With killer collaborators like Rufus Wainwright, Lou Reed, Laurie Anderson, Diamanda Galas, Cindy Sherman, and Tara Subkoff, Petronio makes works that are heady with a glossy beauty, punch drunk with feeling—where bluebirds fly over your shoulder and tender boys grow up to be powerful women—and kind of stuck in a movement trance state that frequently leaves this observer ambivalent. Superb performers like Michael Badger, Shila Tirabassi, Julian De Leon, and Davalois Fearon bring highly energetic, supple bodies to Petronio’s lush and piquant, ballet-infused aesthetic.

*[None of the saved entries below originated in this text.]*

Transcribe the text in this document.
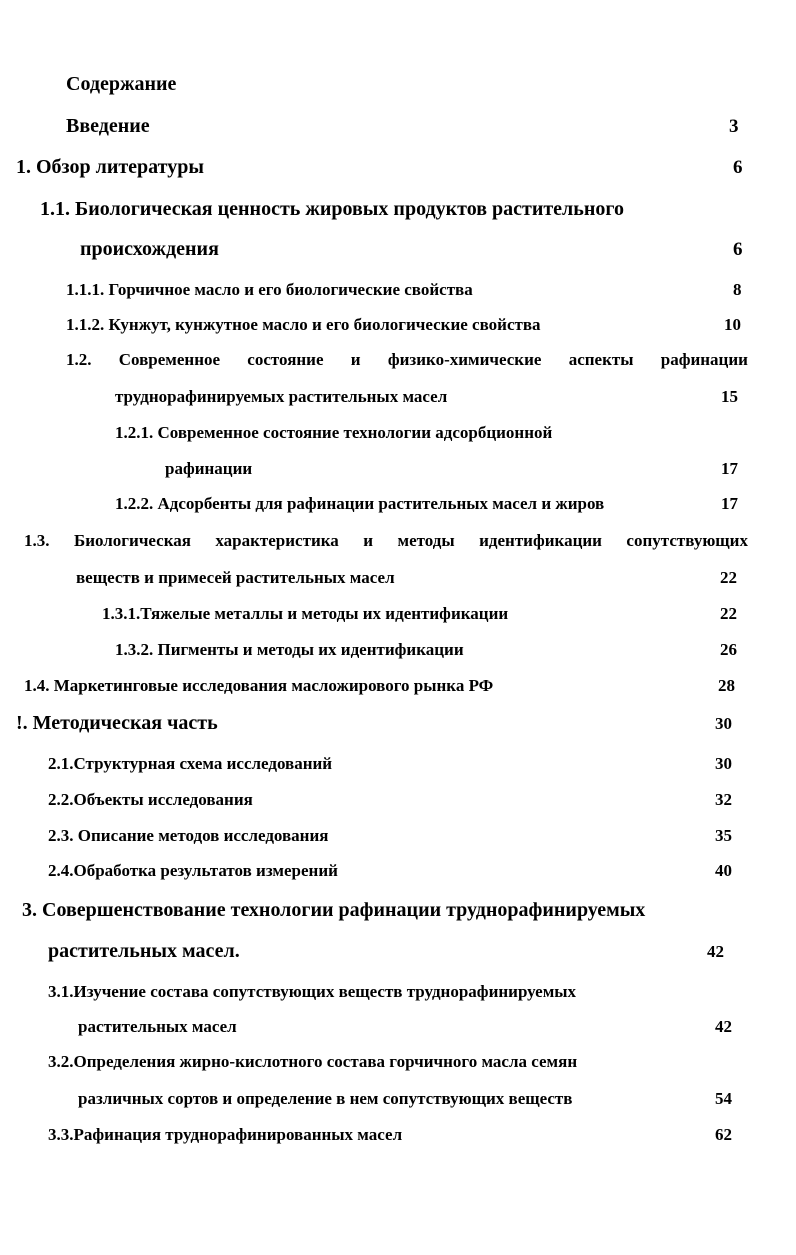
Содержание
Введение	3
1. Обзор литературы	6
1.1. Биологическая ценность жировых продуктов растительного
происхождения	6
1.1.1. Горчичное масло и его биологические свойства	8
1.1.2. Кунжут, кунжутное масло и его биологические свойства	10
1.2. Современное состояние и физико-химические аспекты рафинации
труднорафинируемых растительных масел	15
1.2.1. Современное состояние технологии адсорбционной
рафинации	17
1.2.2. Адсорбенты для рафинации растительных масел и жиров	17
1.3. Биологическая характеристика и методы идентификации сопутствующих
веществ и примесей растительных масел	22
1.3.1.Тяжелые металлы и методы их идентификации	22
1.3.2. Пигменты и методы их идентификации	26
1.4. Маркетинговые исследования масложирового рынка РФ	28
!. Методическая часть	30
2.1.Структурная схема исследований	30
2.2.Объекты исследования	32
2.3. Описание методов исследования	35
2.4.Обработка результатов измерений	40
3. Совершенствование технологии рафинации труднорафинируемых
растительных масел.	42
3.1.Изучение состава сопутствующих веществ труднорафинируемых
растительных масел	42
3.2.Определения жирно-кислотного состава горчичного масла семян
различных сортов и определение в нем сопутствующих веществ	54
3.3.Рафинация труднорафинированных масел	62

Although there’s pleasure to be had throughout, I often ask myself, why do I see so much rapid twirling and head rolling and spring-loaded, slashing extensions no matter where I find myself in any given dance?

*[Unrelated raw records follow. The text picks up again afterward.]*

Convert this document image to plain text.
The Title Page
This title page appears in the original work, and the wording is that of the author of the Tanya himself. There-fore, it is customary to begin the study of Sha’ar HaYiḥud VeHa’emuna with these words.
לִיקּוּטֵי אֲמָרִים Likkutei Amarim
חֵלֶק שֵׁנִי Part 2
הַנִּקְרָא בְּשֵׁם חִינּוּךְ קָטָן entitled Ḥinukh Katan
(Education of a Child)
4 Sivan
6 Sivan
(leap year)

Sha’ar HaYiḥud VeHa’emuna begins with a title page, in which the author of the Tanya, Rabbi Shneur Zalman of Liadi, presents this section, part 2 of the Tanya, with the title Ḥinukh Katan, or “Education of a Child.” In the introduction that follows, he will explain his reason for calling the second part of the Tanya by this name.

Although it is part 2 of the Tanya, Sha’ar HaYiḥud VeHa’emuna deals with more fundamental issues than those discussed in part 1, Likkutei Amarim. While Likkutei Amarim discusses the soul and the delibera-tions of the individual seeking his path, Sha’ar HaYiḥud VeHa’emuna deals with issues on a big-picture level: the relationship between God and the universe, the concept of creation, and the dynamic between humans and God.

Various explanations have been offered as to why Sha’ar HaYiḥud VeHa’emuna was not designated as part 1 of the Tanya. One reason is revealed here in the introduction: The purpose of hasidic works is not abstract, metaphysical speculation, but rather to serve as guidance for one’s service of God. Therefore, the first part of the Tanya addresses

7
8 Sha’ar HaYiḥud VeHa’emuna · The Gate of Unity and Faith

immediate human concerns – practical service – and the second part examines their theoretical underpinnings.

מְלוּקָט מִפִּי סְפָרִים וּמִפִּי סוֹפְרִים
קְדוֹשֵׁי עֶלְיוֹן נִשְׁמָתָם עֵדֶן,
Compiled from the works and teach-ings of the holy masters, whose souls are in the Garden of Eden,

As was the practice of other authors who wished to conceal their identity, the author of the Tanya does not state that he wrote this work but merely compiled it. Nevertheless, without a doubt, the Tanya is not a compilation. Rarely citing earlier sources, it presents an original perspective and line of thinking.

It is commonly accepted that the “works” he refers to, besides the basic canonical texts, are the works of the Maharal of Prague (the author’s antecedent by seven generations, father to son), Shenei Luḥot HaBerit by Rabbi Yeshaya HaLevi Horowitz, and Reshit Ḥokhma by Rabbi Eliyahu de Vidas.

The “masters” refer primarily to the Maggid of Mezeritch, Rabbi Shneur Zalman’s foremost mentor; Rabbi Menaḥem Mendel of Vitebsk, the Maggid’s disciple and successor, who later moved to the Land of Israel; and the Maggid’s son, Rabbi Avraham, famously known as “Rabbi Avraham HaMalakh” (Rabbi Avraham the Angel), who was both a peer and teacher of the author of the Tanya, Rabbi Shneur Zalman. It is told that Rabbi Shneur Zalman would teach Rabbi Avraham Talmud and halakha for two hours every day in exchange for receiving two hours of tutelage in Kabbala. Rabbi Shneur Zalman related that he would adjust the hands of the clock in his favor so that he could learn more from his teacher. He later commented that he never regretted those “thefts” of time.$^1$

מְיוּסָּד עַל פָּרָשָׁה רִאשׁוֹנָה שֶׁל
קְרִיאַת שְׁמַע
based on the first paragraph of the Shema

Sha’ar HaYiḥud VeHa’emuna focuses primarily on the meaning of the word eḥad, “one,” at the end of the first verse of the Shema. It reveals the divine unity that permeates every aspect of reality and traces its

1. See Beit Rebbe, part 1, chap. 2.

In Beauty, the global positioning is handled best by Fischerspooner’s accompanying score: a woman disjointedly relating a silly conversation with a lecher on a beach. In BLOOM (2006), taffy-pull bodies render “the thing with feathers”: Dickinson by way of Wainwright by way of the exuberant, yearning Young People’s Chorus of New York City. The same spongey filigree fills the “Candy Says” section of This is the Story. Petronio can make a dance stage as much fun as a video game, with bodies popping and squiggling across the backdrop, small bunches of dancers overlapping one another unpredictably and animating every sector of the space. However, choreography can be an ongoing quest for the best language to address the fresh hell of each moment. If this is what primarily interests you as a dance viewer, you might find Petronio’s vocabulary somewhat limited if attractive.

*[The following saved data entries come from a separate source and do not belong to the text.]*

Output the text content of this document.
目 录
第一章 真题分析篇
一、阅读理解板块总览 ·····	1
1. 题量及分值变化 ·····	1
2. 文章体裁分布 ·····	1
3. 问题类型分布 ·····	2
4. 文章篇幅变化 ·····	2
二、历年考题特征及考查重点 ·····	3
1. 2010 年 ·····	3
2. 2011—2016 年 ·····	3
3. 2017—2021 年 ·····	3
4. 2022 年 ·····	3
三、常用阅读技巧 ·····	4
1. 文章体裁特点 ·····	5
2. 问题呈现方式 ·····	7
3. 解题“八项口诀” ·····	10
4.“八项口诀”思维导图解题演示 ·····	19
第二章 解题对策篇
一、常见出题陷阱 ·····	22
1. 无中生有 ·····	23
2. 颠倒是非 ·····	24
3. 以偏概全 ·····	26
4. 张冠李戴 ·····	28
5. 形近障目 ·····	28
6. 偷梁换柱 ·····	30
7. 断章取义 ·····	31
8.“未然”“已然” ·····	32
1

Still, Petronio can be irresistible, drawing us into an emotive celebration of all that he holds dear. In This is the Story—a suite partly set to the rich, vulnerable croon of Antony Hegarty, transgender lead singer of Antony and the Johnsons—he pays tribute to the idea and image of Woman. Throwing caution to the winds, the “Bird Gerhl” trio—featuring Mandy Kirschner, Amanda Wells, and Tirabassi—starts the dance off at an emotional peak. Just as you wonder where he could possibly take this climax, Petronio delivers the wonderful Fearon in “For Today I am a Boy” with a loose, man’s suit jacket moulting off her shoulders to reveal the emerging feminine being. On seeing Fearon’s performance for the second time—after last season’s preview—I realized that her skimpy inner clothing was a dancer’s leotard. It moved me to contemplate the tenacity and courage of artists in our society—dancers, in particular.